General Maritime faces the prospect of forced asset sales after reshuffling its finances to complete the purchase of seven tankers from Metrostar.

Genmar chief, Peter Georgiopoulos.

New York-listed Genmar is required to sell assets by the middle of December to cover repayment of the $22.8m facility with Nordea and DnB Nor, according to a filing with the US Securities and Exchange Commission (SEC).

It has also been forced to chop its dividend payments to just a penny under the terms of the bridge loan linked to a suezmax newbuilding.

Genmar said: “The company intends to review potential asset sales through the sale or sale-and-leaseback of its vessels and alternative refinancing transactions by that date or seek a waiver from the lenders.”

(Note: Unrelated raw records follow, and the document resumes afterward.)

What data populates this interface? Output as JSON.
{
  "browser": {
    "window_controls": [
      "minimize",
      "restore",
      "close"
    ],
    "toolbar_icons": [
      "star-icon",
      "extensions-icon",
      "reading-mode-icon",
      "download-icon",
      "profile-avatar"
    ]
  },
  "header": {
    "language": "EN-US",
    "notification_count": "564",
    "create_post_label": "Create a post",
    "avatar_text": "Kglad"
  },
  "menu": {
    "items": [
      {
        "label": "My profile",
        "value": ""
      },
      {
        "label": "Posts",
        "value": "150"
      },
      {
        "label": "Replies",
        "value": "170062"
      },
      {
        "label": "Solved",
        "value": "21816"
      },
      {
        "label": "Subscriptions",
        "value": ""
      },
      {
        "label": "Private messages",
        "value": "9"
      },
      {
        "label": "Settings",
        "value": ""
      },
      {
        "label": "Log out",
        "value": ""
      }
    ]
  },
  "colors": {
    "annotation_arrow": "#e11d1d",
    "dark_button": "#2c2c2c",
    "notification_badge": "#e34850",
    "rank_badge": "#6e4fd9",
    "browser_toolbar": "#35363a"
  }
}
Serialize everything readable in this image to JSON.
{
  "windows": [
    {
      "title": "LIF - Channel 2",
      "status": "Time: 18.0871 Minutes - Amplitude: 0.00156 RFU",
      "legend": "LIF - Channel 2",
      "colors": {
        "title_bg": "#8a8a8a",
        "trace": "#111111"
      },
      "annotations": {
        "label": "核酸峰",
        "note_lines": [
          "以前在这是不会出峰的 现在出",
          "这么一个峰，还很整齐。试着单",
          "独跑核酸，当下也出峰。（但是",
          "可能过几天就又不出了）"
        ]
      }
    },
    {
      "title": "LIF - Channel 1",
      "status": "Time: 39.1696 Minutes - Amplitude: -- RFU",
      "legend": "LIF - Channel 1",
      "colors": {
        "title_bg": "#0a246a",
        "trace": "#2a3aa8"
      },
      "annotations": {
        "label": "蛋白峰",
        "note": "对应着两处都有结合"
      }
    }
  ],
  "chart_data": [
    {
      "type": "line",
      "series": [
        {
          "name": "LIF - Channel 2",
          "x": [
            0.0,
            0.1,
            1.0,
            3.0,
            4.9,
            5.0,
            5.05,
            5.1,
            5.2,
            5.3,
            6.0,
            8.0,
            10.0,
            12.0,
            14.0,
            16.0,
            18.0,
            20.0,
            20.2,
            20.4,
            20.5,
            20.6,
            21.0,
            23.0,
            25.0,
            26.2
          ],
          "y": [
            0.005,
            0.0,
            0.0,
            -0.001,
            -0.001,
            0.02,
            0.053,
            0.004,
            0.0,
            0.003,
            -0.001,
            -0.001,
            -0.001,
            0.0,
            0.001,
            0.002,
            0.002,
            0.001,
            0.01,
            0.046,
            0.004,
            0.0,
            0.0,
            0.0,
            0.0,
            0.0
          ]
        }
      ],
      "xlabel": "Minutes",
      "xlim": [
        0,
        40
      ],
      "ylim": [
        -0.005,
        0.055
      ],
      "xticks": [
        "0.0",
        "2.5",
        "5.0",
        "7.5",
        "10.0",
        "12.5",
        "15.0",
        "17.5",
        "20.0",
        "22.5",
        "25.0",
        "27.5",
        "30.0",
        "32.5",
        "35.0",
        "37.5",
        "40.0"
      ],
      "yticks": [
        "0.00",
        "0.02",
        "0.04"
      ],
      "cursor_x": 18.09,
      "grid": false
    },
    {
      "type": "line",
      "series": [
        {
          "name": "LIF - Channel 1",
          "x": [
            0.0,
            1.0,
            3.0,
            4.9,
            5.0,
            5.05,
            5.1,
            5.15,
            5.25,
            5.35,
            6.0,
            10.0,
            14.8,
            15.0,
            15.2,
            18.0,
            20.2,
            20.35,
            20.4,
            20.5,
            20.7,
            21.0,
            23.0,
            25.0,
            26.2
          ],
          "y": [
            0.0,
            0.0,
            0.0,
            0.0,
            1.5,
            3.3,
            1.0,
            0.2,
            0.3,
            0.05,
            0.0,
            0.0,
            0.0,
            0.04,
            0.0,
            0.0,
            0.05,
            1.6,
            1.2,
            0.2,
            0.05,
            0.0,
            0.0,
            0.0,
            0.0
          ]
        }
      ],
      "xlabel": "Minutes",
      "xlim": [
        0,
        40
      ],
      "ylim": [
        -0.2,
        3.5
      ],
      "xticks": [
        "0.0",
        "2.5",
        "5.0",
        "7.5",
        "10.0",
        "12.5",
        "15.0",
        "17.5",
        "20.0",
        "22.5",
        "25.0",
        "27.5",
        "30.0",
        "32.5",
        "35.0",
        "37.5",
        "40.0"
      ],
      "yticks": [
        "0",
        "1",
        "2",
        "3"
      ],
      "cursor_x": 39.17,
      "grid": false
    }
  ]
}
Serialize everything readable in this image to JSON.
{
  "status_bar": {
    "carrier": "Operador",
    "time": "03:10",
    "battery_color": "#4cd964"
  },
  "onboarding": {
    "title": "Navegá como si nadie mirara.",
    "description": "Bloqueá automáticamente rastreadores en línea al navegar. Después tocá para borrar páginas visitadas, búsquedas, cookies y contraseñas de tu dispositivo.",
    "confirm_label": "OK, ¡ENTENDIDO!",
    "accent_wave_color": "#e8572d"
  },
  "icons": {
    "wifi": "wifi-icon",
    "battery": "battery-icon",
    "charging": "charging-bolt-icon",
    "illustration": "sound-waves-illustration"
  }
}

TradeWinds reported last week Genmar is already trying to offload its three oldest ships to help fund the new arrivals from Metrostar.

Market sources confirmed that the 149,800-dwt Genmar Gulf, 96,700-dwt Genmar Progress and 89,900-dwt Genmar Princess (all built 1991) are all available.

Genmar has also agreed with a Nordea-led consortium that the requirement to raise $52.4m in equity as part of the Metrostar deal can wait for a year.

The waiver is linked to a $372m loan handed to the owner back in the summer.

Genmar paid $620m in May to take five VLCCs and two suezmax newbuildings from the Metrostar fleet.